I'm going to miss seeing flat, one-dimensional pictures of you and listening to you speak in one-sided conversations that I can't participate in because they're recordings that happened over 10 years ago. My capability for emotional intimacy must be at an all-time low if I can only romantically connect with a person on that level.

But, I don't know. Maybe this is what I need right now, with all of these repressed memories coming up and the frightening, sometimes overwhelming feelings which all led me to believe that I shouldn't be in a relationship with someone anyway. Maybe you, Elliott, who can only comfort me, who can not be hurt by me or feel rejected by me if I tell you that I need a few days off, are the perfect partner (of sorts) for me right now. You don't even know that we're together, how could you feel bummed that we're apart? You can't! It's perfect!
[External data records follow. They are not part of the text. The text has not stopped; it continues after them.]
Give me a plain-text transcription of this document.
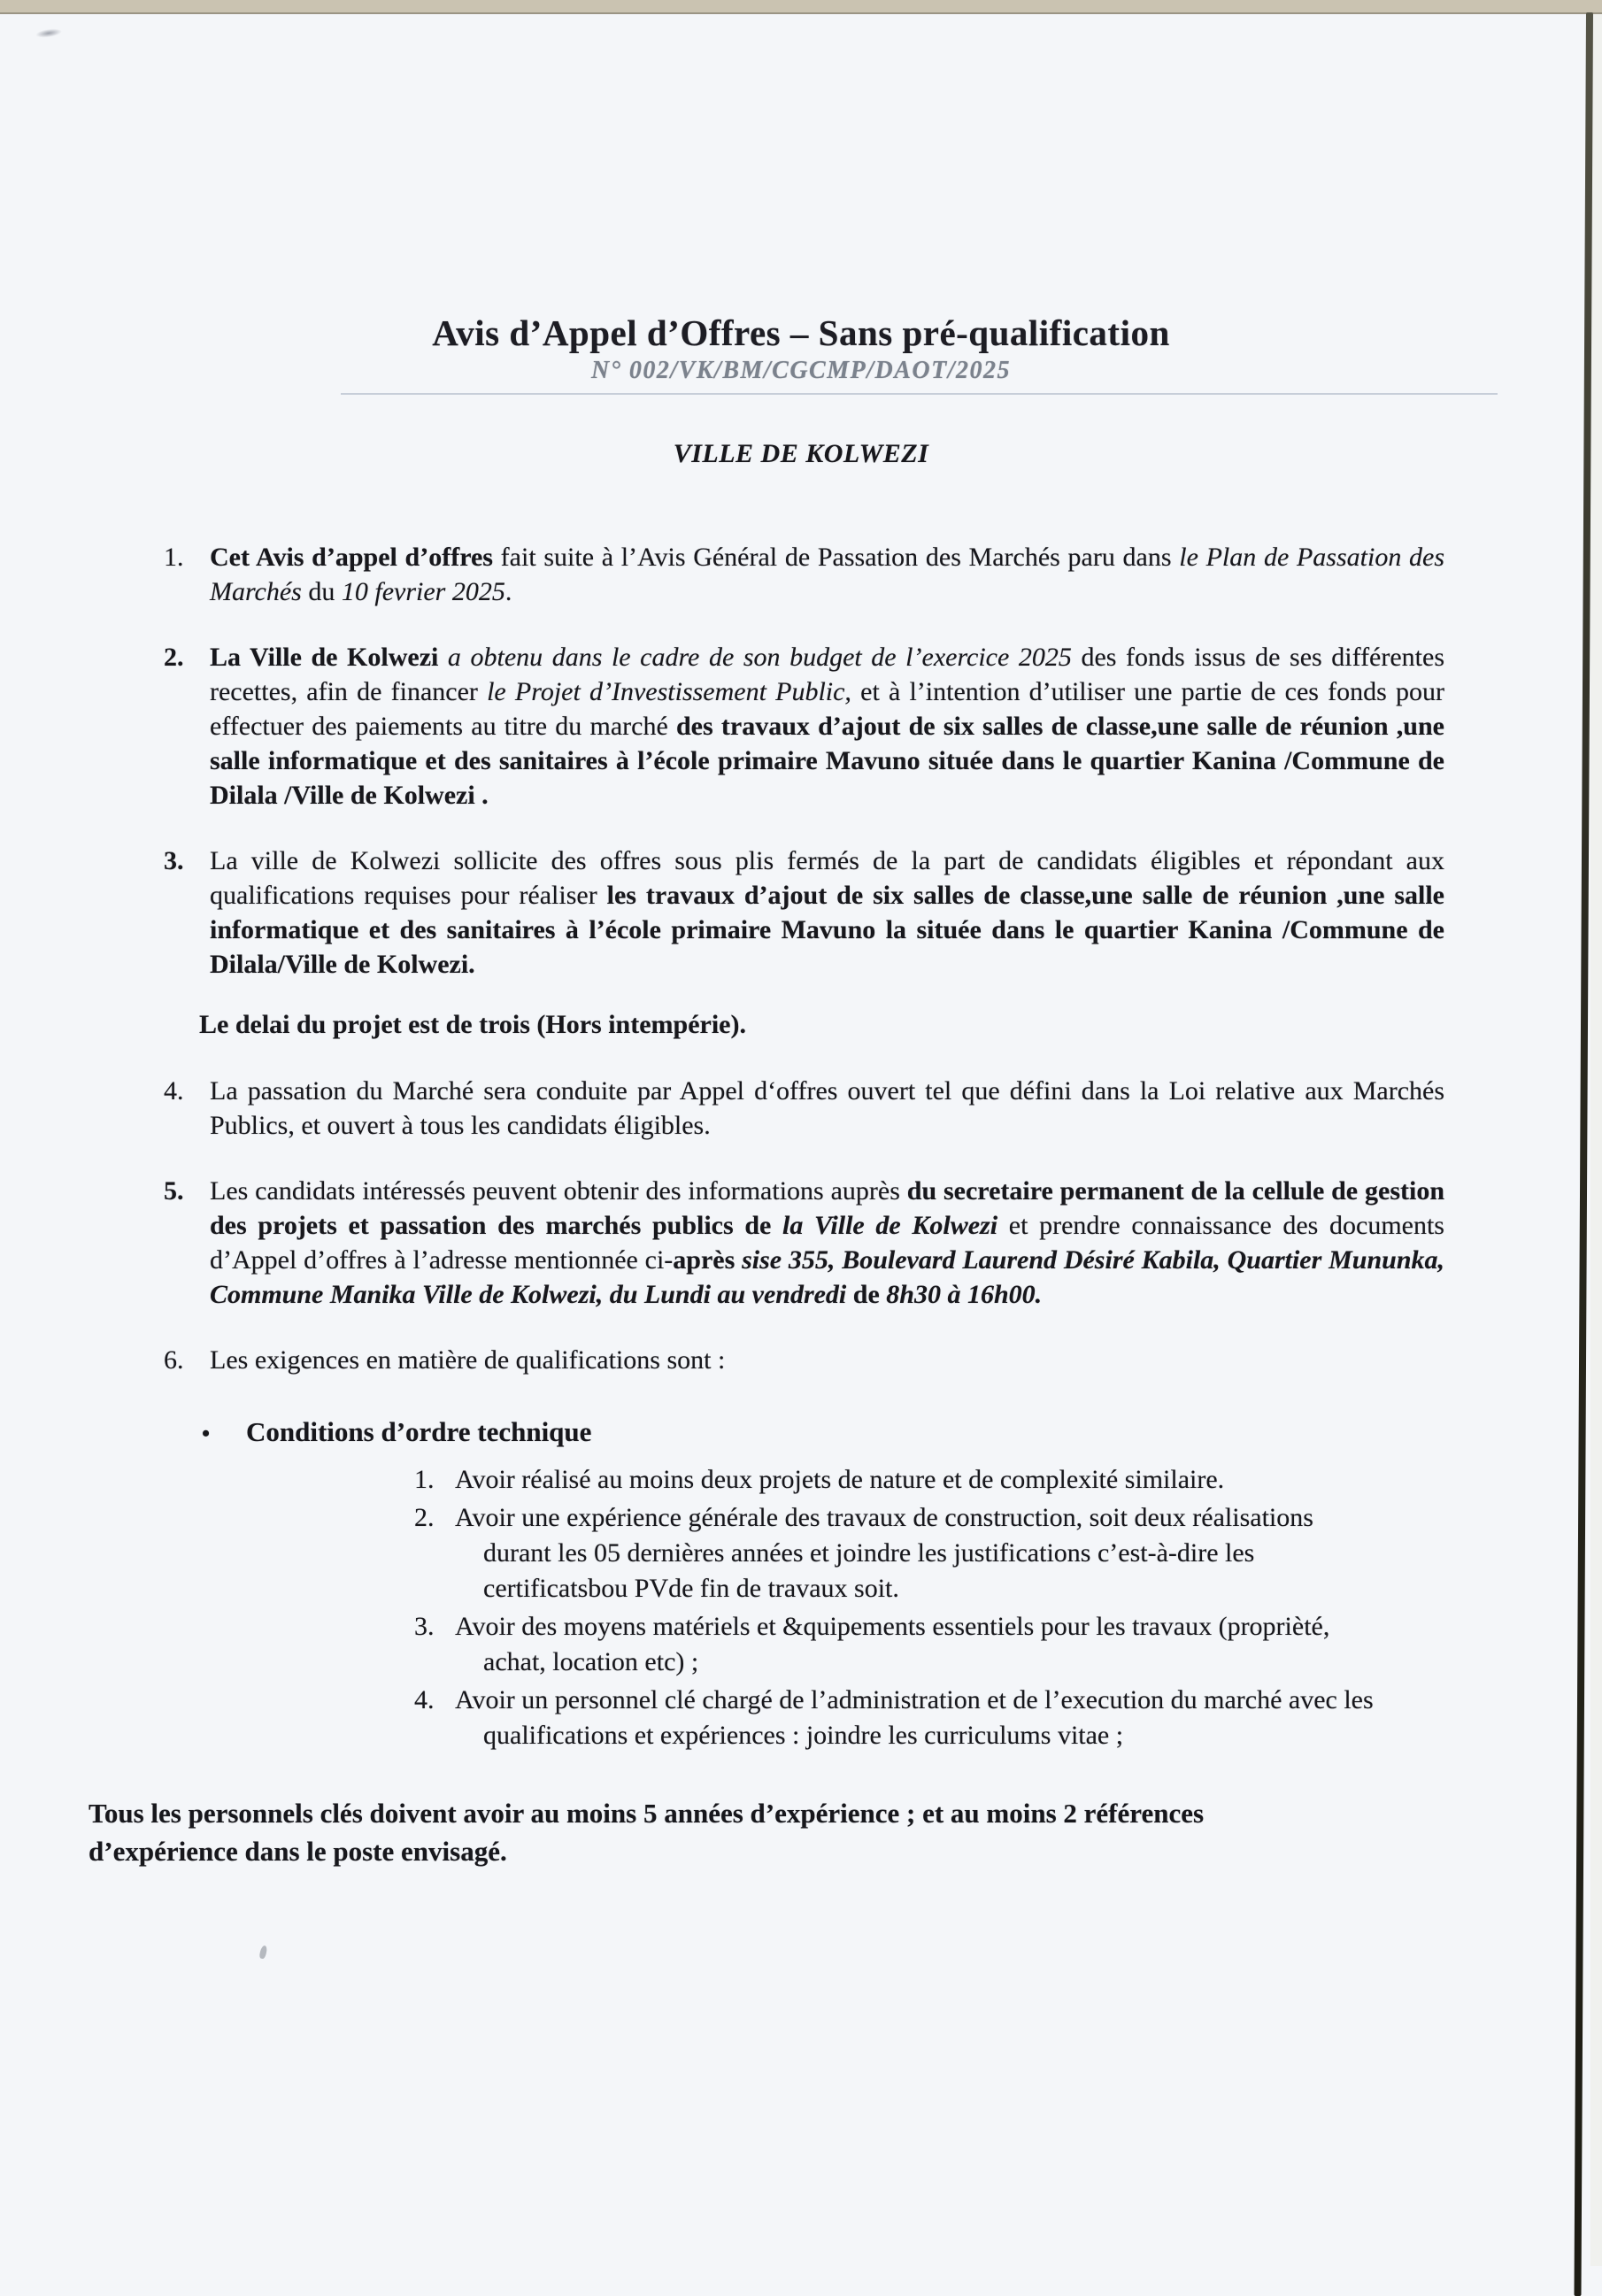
Avis d’Appel d’Offres – Sans pré-qualification
N° 002/VK/BM/CGCMP/DAOT/2025
VILLE DE KOLWEZI
1. Cet Avis d’appel d’offres fait suite à l’Avis Général de Passation des Marchés paru dans le Plan de Passation des Marchés du 10 fevrier 2025.

2. La Ville de Kolwezi a obtenu dans le cadre de son budget de l’exercice 2025 des fonds issus de ses différentes recettes, afin de financer le Projet d’Investissement Public, et à l’intention d’utiliser une partie de ces fonds pour effectuer des paiements au titre du marché des travaux d’ajout de six salles de classe,une salle de réunion ,une salle informatique et des sanitaires à l’école primaire Mavuno située dans le quartier Kanina /Commune de Dilala /Ville de Kolwezi .

3. La ville de Kolwezi sollicite des offres sous plis fermés de la part de candidats éligibles et répondant aux qualifications requises pour réaliser les travaux d’ajout de six salles de classe,une salle de réunion ,une salle informatique et des sanitaires à l’école primaire Mavuno la située dans le quartier Kanina /Commune de Dilala/Ville de Kolwezi.

Le delai du projet est de trois (Hors intempérie).
4. La passation du Marché sera conduite par Appel d‘offres ouvert tel que défini dans la Loi relative aux Marchés Publics, et ouvert à tous les candidats éligibles.

5. Les candidats intéressés peuvent obtenir des informations auprès du secretaire permanent de la cellule de gestion des projets et passation des marchés publics de la Ville de Kolwezi et prendre connaissance des documents d’Appel d’offres à l’adresse mentionnée ci-après sise 355, Boulevard Laurend Désiré Kabila, Quartier Mununka, Commune Manika Ville de Kolwezi, du Lundi au vendredi de 8h30 à 16h00.

6. Les exigences en matière de qualifications sont :

•	Conditions d’ordre technique
1. Avoir réalisé au moins deux projets de nature et de complexité similaire.

2. Avoir une expérience générale des travaux de construction, soit deux réalisations durant les 05 dernières années et joindre les justifications c’est-à-dire les certificatsbou PVde fin de travaux soit.

3. Avoir des moyens matériels et &quipements essentiels pour les travaux (proprièté, achat, location etc) ;

4. Avoir un personnel clé chargé de l’administration et de l’execution du marché avec les qualifications et expériences : joindre les curriculums vitae ;

Tous les personnels clés doivent avoir au moins 5 années d’expérience ; et au moins 2 références d’expérience dans le poste envisagé.
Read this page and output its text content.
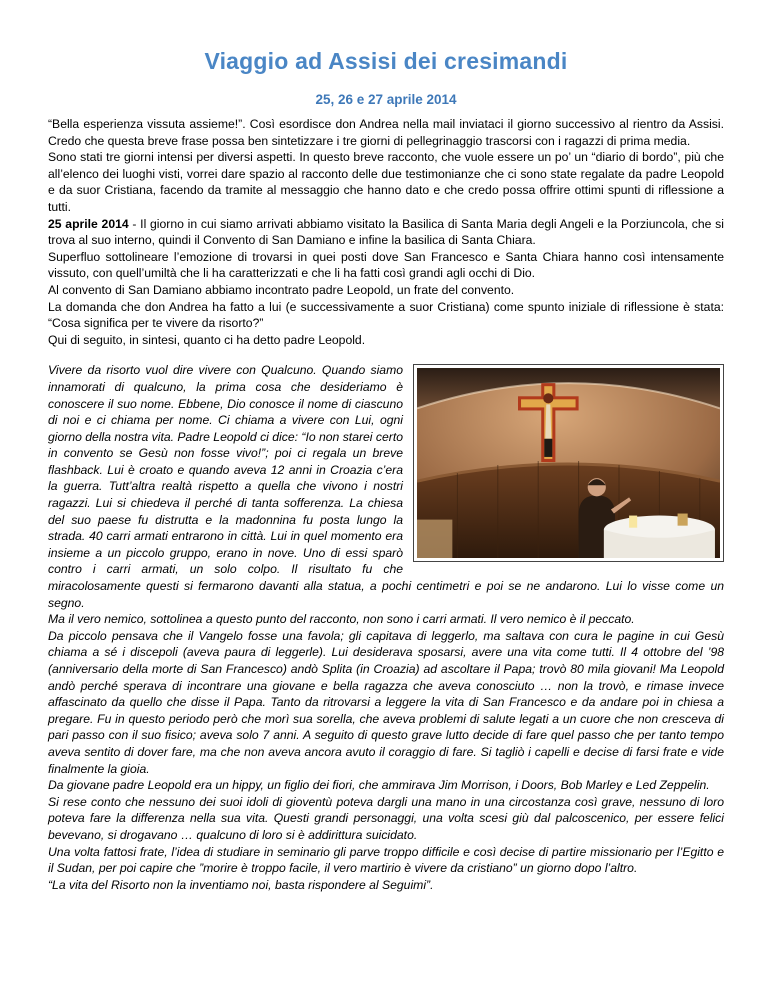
Viaggio ad Assisi dei cresimandi
25, 26 e 27 aprile 2014

“Bella esperienza vissuta assieme!”. Così esordisce don Andrea nella mail inviataci il giorno successivo al rientro da Assisi. Credo che questa breve frase possa ben sintetizzare i tre giorni di pellegrinaggio trascorsi con i ragazzi di prima media.

Sono stati tre giorni intensi per diversi aspetti. In questo breve racconto, che vuole essere un po’ un “diario di bordo”, più che all’elenco dei luoghi visti, vorrei dare spazio al racconto delle due testimonianze che ci sono state regalate da padre Leopold e da suor Cristiana, facendo da tramite al messaggio che hanno dato e che credo possa offrire ottimi spunti di riflessione a tutti.

25 aprile 2014 - Il giorno in cui siamo arrivati abbiamo visitato la Basilica di Santa Maria degli Angeli e la Porziuncola, che si trova al suo interno, quindi il Convento di San Damiano e infine la basilica di Santa Chiara.

Superfluo sottolineare l’emozione di trovarsi in quei posti dove San Francesco e Santa Chiara hanno così intensamente vissuto, con quell’umiltà che li ha caratterizzati e che li ha fatti così grandi agli occhi di Dio.

Al convento di San Damiano abbiamo incontrato padre Leopold, un frate del convento.

La domanda che don Andrea ha fatto a lui (e successivamente a suor Cristiana) come spunto iniziale di riflessione è stata: “Cosa significa per te vivere da risorto?”

Qui di seguito, in sintesi, quanto ci ha detto padre Leopold.

Vivere da risorto vuol dire vivere con Qualcuno. Quando siamo innamorati di qualcuno, la prima cosa che desideriamo è conoscere il suo nome. Ebbene, Dio conosce il nome di ciascuno di noi e ci chiama per nome. Ci chiama a vivere con Lui, ogni giorno della nostra vita. Padre Leopold ci dice: “Io non starei certo in convento se Gesù non fosse vivo!”; poi ci regala un breve flashback. Lui è croato e quando aveva 12 anni in Croazia c’era la guerra. Tutt’altra realtà rispetto a quella che vivono i nostri ragazzi. Lui si chiedeva il perché di tanta sofferenza. La chiesa del suo paese fu distrutta e la madonnina fu posta lungo la strada. 40 carri armati entrarono in città. Lui in quel momento era insieme a un piccolo gruppo, erano in nove. Uno di essi sparò contro i carri armati, un solo colpo. Il risultato fu che miracolosamente questi si fermarono davanti alla statua, a pochi centimetri e poi se ne andarono. Lui lo visse come un segno.

Ma il vero nemico, sottolinea a questo punto del racconto, non sono i carri armati. Il vero nemico è il peccato.

Da piccolo pensava che il Vangelo fosse una favola; gli capitava di leggerlo, ma saltava con cura le pagine in cui Gesù chiama a sé i discepoli (aveva paura di leggerle). Lui desiderava sposarsi, avere una vita come tutti. Il 4 ottobre del ’98 (anniversario della morte di San Francesco) andò Splita (in Croazia) ad ascoltare il Papa; trovò 80 mila giovani! Ma Leopold andò perché sperava di incontrare una giovane e bella ragazza che aveva conosciuto … non la trovò, e rimase invece affascinato da quello che disse il Papa. Tanto da ritrovarsi a leggere la vita di San Francesco e da andare poi in chiesa a pregare. Fu in questo periodo però che morì sua sorella, che aveva problemi di salute legati a un cuore che non cresceva di pari passo con il suo fisico; aveva solo 7 anni. A seguito di questo grave lutto decide di fare quel passo che per tanto tempo aveva sentito di dover fare, ma che non aveva ancora avuto il coraggio di fare. Si tagliò i capelli e decise di farsi frate e vide finalmente la gioia.

Da giovane padre Leopold era un hippy, un figlio dei fiori, che ammirava Jim Morrison, i Doors, Bob Marley e Led Zeppelin.

Si rese conto che nessuno dei suoi idoli di gioventù poteva dargli una mano in una circostanza così grave, nessuno di loro poteva fare la differenza nella sua vita. Questi grandi personaggi, una volta scesi giù dal palcoscenico, per essere felici bevevano, si drogavano … qualcuno di loro si è addirittura suicidato.

Una volta fattosi frate, l’idea di studiare in seminario gli parve troppo difficile e così decise di partire missionario per l’Egitto e il Sudan, per poi capire che ”morire è troppo facile, il vero martirio è vivere da cristiano” un giorno dopo l’altro.

“La vita del Risorto non la inventiamo noi, basta rispondere al Seguimi”.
God, I am so fucking weird.

So maybe I won't break up with Elliott right now. I think I need him. I can't imagine going more than a few days with listening to "O So Slow"  which has no words and which is, I believe, the noise of my soul. That's what it would sound like if you put your head against my chest. And there would be a man standing in front of my heart with a guitar like a shield, making my cries with me so that I don't have to sing them alone.